Was tun? Angst vor WhatsApp-Kettenbrief: So reagieren Eltern richtig

In Deutschland geht der Grusel-Kettenbrief "Momo" um. Auch viele Kinder und Jungendliche bekommen die WhatsApp-Nachricht. Wie Eltern jetzt am besten reagieren sollten. 

Vor allem Kinder und Jugendliche bekommen Kettenbriefe, mit oft gruseligen und verstörenden Inhalten. In diesem Moment können sie meist gar nicht einordnen, dass es sich um eine Fake-Nachricht handelt und bleiben verstört und verängstigt zurück. Für Eltern ist es in dieser Situation besonders wichtig, mit ihren Kindern über die Nachricht zu sprechen und ihnen klarzumachen, dass es sich um keine reale Bedrohung handelt. 

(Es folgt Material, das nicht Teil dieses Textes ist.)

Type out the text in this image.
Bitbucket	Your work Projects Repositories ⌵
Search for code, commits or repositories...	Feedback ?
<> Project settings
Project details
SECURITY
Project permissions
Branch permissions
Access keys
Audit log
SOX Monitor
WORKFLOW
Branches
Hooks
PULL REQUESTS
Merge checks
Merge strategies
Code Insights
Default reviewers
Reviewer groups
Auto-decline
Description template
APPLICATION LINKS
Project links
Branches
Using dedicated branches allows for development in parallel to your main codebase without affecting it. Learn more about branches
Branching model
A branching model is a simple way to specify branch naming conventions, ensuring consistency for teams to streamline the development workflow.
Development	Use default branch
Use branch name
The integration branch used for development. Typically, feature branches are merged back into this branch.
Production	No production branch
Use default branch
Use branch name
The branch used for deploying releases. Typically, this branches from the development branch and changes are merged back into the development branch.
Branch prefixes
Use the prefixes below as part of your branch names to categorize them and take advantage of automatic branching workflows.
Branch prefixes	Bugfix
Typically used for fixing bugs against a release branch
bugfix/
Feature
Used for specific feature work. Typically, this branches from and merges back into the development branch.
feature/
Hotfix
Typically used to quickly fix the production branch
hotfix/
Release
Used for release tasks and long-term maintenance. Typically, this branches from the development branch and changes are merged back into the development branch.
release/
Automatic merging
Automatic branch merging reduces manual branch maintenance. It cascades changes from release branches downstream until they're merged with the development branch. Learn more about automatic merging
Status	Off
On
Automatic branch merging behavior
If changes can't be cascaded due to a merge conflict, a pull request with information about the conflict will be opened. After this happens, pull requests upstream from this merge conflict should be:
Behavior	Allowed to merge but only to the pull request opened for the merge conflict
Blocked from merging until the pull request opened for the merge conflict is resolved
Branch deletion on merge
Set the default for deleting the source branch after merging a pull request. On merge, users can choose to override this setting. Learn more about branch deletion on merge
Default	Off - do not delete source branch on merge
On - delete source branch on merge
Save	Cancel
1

Die WhatsApp-Nachricht von "Momo" ist verstörend: 

„Hallo ich bin Momo und bin vor 3 Jahren verstorben ich wurde von einem Auto angefahren und wenn du nicht möchtest das ich heute Abend um 00:00 Uhr in deinem Zimmer stehe und dir beim schlafen zuschaue dann sende diese Nachricht an 15 Kontakte weiter. Du glaubst mir nicht? Angelina 11 hilt die Nachricht für fake und schickte sie an niemanden weiter in der Nacht hört sie Geräusche aus einer Ecke ihres zimmers sie wollte nach gucken doch auf einmal rante etwas auf sie zu am nächsten Morgen wurde sie Tot in ihrem Bett gefunden Tim 15 schickte die Nachricht nur an 6 Leute weiter am nächsten Morgen wachte er mit einem abgefressenen Bein und einem abgeschnittenen Arm auf Linda 13 schickte die Nachricht an alle weiter heute hat die ihre wahre liebe gefunden und wohnt mit ihrem freund in einer modernen Villa. Falls du diese Nachricht nicht weiter schickst weisst du was passiert also pass auf und schicke sie weiter“

>>> Polizei warnt: "Momo"-Kettenbrief auf WhatsApp ist gefährlich​

 

Was Eltern tun sollten, wenn "Momo" ihren Kindern schreibt

Am besten solltet ihr mit euren Kindern über die Gefahr von Kettenbriefen sprechen, bevor sie möglicherweise auf dem Handy eures Kindes landen. Denn haben sie die Nachricht erst einmal gelesen und vielleicht schon einen riesigen Schrecken bekommen, ist es schwieriger sie davon zu überzeugen, dass diese Nachrichten eigentlich gar nicht echt sind. Zumal sie meistens von Freunden weitergeleitet wurden, die die Gefahr selbst ebenfalls nicht einschätzen konnten. 

 

Ganz wichtig, dem Kind klarmachen: "Dir passiert nichts!" 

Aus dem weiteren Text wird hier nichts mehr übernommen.